ECLI:NL:RBROT:2018:1630

Rechtbank Rotterdam

Datum uitspraak
5 januari 2018
Publicatiedatum
1 maart 2018
Zaaknummer
10/691151-17
Instantie
Rechtbank Rotterdam
Type
Uitspraak
Rechtsgebied
Strafrecht
Procedures
  • Eerste aanleg - meervoudig
Rechters
Vindplaatsen
  • Rechtspraak.nl
AI samenvatting door LexboostAutomatisch gegenereerd

Vrijspraak en bewezenverklaring van het voorhanden hebben van een vuurwapen en munitie in Rotterdam

Op 5 januari 2018 heeft de Rechtbank Rotterdam uitspraak gedaan in de strafzaak tegen een verdachte die werd beschuldigd van het voorhanden hebben van 20 kogelpatronen en een vuurwapen met bijbehorende munitie. De rechtbank heeft geoordeeld dat het voorhanden hebben van de 20 kogelpatronen en het in vereniging voorhanden hebben van een vuurwapen niet wettig en overtuigend is bewezen, waardoor de verdachte van deze onderdelen van de tenlastelegging is vrijgesproken. Echter, de rechtbank heeft wel bewezen verklaard dat de verdachte het vuurwapen en 12 kogelpatronen voorhanden heeft gehad op 22 september 2017 in Rotterdam.

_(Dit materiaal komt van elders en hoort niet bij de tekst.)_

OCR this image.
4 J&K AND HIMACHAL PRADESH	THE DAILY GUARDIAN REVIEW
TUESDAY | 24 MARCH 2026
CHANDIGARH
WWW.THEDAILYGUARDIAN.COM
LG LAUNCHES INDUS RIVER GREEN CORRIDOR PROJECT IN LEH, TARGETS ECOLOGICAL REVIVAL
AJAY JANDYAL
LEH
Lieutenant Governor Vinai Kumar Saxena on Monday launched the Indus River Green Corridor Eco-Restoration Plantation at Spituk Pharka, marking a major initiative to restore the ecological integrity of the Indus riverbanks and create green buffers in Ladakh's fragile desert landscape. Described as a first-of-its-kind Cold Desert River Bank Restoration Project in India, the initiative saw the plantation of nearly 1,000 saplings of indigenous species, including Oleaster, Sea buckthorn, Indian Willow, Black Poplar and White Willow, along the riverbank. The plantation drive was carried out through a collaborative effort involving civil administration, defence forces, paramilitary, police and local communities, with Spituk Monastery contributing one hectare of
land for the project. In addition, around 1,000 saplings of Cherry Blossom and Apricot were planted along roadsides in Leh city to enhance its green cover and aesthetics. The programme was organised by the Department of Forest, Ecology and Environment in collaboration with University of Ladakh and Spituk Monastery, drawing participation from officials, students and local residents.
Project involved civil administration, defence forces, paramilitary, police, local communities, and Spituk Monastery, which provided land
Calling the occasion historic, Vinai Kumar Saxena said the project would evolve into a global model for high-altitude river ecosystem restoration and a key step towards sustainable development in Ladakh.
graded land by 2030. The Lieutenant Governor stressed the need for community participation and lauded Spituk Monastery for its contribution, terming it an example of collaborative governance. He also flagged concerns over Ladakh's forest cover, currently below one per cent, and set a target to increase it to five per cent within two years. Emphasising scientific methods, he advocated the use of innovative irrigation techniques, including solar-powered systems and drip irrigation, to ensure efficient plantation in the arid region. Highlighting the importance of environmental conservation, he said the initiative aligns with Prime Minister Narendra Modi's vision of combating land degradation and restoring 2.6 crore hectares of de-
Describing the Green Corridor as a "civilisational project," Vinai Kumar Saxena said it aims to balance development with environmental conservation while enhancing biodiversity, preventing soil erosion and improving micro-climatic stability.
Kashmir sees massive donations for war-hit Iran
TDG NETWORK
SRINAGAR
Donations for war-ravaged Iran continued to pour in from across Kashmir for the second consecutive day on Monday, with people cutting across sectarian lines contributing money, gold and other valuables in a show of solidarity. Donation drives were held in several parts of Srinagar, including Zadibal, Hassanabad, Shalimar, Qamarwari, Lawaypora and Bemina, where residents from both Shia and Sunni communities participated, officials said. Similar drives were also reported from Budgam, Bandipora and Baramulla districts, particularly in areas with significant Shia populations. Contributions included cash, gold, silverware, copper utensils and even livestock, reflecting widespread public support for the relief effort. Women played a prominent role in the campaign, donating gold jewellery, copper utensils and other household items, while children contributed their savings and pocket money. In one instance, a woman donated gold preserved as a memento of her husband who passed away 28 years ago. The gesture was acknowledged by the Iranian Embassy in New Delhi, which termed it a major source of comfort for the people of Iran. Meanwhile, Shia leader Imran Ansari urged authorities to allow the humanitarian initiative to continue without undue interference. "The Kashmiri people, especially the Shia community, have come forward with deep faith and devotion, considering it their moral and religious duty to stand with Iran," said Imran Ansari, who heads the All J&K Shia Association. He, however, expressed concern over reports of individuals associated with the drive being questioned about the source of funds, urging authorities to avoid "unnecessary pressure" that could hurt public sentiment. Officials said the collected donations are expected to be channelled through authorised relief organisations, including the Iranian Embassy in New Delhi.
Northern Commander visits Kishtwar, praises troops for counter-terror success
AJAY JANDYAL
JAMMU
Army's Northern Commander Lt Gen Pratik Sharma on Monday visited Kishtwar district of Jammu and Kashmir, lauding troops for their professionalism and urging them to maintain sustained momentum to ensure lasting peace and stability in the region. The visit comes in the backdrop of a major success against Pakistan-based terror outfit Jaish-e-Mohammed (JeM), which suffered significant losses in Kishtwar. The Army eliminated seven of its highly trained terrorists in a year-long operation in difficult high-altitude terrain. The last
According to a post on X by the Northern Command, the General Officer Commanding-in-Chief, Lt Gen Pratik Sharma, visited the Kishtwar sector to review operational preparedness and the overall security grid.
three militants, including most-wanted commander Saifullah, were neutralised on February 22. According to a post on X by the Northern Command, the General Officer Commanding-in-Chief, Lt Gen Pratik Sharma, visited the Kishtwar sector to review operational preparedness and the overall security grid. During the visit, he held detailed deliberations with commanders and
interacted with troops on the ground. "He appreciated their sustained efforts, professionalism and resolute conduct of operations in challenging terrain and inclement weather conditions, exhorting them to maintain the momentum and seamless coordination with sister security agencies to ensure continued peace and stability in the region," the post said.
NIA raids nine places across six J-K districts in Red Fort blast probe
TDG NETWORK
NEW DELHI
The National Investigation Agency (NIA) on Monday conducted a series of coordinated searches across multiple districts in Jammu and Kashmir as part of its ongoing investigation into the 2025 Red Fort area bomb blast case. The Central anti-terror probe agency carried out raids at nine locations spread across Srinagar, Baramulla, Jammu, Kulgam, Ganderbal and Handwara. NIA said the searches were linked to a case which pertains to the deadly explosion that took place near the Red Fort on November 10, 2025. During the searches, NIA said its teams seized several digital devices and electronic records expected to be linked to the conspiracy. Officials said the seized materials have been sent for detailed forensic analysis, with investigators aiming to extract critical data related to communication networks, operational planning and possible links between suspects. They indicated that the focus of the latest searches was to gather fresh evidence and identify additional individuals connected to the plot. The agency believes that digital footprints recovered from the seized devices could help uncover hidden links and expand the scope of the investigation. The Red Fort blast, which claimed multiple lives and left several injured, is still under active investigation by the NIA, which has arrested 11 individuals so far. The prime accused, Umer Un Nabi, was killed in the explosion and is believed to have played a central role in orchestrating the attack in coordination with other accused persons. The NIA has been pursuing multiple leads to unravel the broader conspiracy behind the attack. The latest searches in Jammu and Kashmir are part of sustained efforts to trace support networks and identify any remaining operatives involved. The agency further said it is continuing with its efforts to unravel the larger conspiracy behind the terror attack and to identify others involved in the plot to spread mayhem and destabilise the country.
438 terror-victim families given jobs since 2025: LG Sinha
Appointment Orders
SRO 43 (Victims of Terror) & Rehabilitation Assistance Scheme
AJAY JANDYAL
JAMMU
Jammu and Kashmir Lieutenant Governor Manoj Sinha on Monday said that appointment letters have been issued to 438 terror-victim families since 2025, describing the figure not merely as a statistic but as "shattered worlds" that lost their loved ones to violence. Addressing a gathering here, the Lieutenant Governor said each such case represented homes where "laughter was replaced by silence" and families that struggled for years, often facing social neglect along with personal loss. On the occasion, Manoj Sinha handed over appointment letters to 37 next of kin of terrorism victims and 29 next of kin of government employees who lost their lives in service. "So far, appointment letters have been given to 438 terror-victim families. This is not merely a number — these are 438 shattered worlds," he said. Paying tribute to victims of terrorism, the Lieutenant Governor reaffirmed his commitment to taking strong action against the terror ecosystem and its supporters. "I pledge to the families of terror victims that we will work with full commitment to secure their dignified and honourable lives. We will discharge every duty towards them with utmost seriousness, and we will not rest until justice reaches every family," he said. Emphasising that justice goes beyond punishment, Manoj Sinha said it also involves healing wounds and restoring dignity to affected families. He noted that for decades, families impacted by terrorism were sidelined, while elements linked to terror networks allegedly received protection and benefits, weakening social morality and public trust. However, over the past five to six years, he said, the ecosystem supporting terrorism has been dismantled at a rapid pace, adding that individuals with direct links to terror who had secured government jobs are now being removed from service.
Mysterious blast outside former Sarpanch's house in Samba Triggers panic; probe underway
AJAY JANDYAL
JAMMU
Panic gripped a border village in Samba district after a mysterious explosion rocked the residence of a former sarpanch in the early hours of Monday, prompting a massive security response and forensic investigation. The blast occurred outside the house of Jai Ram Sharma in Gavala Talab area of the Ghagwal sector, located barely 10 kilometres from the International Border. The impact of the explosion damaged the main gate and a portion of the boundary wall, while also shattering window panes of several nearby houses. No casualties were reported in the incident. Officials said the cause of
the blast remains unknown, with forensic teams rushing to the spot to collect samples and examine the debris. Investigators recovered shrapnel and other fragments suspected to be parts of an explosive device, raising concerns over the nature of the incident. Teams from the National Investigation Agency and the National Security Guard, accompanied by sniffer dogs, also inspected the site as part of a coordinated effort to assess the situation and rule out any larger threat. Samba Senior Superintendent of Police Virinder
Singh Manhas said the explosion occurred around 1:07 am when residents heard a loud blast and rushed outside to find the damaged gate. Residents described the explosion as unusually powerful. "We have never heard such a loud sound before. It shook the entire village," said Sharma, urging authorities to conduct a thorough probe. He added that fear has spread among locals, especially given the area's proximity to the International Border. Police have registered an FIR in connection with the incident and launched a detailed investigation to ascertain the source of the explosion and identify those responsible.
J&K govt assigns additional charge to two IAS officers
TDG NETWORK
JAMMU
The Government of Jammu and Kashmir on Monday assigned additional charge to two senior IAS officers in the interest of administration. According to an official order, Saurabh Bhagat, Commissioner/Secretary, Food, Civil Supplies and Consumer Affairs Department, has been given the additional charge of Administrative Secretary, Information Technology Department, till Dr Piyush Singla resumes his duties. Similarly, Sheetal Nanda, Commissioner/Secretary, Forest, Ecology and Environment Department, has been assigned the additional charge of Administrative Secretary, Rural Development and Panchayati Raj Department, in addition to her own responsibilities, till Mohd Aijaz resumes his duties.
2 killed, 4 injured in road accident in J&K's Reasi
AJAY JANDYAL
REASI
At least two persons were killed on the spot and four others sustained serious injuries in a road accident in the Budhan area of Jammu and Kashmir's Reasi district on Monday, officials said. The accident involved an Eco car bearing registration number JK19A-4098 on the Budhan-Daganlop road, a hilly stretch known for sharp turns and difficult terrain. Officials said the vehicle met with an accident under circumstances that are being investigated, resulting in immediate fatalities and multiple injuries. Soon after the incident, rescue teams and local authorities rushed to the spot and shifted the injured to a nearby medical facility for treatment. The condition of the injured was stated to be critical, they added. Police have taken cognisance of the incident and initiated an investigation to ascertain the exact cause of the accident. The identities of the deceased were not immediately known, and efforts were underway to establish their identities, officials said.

De officier van justitie had gevorderd om de verdachte te veroordelen tot een gevangenisstraf van 9 maanden, maar de rechtbank heeft uiteindelijk een gevangenisstraf van 6 maanden opgelegd. De rechtbank heeft hierbij rekening gehouden met de ernst van het feit, de omstandigheden waaronder het feit is begaan, en de persoonlijke omstandigheden van de verdachte. De verdachte had geen strafblad voor soortgelijke feiten, maar de rechtbank benadrukte de zorgwekkende ontwikkeling van het voorhanden hebben van geladen vuurwapens op de openbare weg.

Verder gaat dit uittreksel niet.